Grasshopper Code and Model for Seating Array / Credit: Brandon Wlosinski and Daniel Siroky, Instructor Tom Leslie
Within practice, we have all the rules for making a seating array within a theater: seat dimensions, space requirements, etc. If we were to create the code for it, we could take this information and plug it into a Grasshopper model and allow it to create iterations of the seating array, checking line-of-sight, boundaries, and occupancy requirements. Another example of its use would be for creating iterations of daylighting or acoustical studies using Ecotect, a plugin for Revit that emulates environmental data for testing. By utilizing plugins for Grasshopper, Ecotect has the ability to interface with the information and generate studies for the model. If the model fails to meet the requirements, it can be passed through another iteration, with some values changing in between iterations.
The tools for analysis similar to those utilized for creation. By using BIM, we can then create models to predict the performance of a building, and then utilizing building technologies, we can begin to track real-time results of the buildings after completion. This is where we really begin to change the way the architecture game is played. Before this age of technology, we never had the ease of access to acquire information regarding buildings and the ability to test their results against predictions. There is a huge debate in our field right now regarding the costs and benefits of green design. If architecture firms begin to move towards an efficient and accurate information structure that utilizes these newer technologies and reporting methods, discussions like this will work themselves out in a matter of years.
Let’s take this one step further. We now know that we can analyze buildings and gather real time data. We know that tools are being developed to allow for design criteria and quantitative data to set the parameters for generating iterations of models. If we were to take this information, which at BNIM would be kept within Revit models and a Deltek Vision database, and use it to create different parametric models within Grasshopper, there comes a possibility to create even more in depth tools to create and analyze buildings. By interlacing different design tools, we see a bigger picture unfold.

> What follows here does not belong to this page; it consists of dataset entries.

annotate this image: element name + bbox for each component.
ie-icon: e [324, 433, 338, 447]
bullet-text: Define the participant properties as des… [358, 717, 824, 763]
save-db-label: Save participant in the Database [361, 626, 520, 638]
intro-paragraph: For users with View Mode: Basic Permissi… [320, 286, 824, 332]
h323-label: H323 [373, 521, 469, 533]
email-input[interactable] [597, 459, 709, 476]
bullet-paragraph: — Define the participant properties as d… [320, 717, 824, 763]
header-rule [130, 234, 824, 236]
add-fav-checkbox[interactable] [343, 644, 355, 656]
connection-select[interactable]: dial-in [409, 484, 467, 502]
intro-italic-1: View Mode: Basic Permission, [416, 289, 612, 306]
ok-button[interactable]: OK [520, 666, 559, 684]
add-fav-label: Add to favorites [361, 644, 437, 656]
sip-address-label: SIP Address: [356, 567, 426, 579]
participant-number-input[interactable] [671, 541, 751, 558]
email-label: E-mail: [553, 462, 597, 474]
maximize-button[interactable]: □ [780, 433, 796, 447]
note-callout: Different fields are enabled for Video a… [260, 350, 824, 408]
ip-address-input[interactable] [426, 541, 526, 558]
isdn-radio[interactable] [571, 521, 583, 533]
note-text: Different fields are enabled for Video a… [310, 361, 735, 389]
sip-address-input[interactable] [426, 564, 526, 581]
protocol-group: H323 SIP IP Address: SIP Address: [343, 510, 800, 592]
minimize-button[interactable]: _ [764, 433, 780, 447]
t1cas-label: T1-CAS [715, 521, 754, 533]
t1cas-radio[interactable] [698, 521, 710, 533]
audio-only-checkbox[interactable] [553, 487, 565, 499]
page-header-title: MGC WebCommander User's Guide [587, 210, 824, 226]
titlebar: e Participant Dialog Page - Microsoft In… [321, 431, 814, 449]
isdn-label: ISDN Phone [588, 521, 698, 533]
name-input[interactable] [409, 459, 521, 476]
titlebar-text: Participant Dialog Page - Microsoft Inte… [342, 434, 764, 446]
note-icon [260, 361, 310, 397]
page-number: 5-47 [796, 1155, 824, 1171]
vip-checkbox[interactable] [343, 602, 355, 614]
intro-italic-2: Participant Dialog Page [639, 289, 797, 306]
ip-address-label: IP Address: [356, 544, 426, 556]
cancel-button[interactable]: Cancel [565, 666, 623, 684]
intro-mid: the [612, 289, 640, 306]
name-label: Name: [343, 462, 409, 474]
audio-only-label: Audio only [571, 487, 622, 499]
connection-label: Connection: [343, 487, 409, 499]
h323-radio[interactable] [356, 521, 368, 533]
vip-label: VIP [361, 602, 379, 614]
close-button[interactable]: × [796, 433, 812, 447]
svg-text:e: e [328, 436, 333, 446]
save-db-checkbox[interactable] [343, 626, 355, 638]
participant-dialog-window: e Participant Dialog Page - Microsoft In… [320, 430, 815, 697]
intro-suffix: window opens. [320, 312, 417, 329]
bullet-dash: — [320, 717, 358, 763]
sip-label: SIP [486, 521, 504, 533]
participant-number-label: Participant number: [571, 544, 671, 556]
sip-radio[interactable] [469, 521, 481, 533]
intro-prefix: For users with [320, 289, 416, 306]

At the end of the day, this is not an endorsement for only data driven design. To believe that information alone can make a building ignores what makes architecture both an art and a science. The architect’s imagination and hand are what truly makes architecture come alive. At BNIM, while everyone has a computer, you will still see hand drawn sketches and notes as well as small charrette models around workstations. This conveys the understanding that technology is another tool and, as with every tool at an architect’s disposal, it has its place.
The line between the art and science of architecture is exactly what designers must toe to truly be responsive to the data we can now generate. It is not enough to simply look at graphs and efficiently optimize our buildings. The idea is to take the qualitative aspects of architecture and back up our methodologies with real quantitative data. The challenge is to create beautiful buildings that effectively utilize the information that we harness — and BIM models are just the beginning. By creatively using data management and encouraging new tools within firm culture, we very well could be looking at a new age of digital design.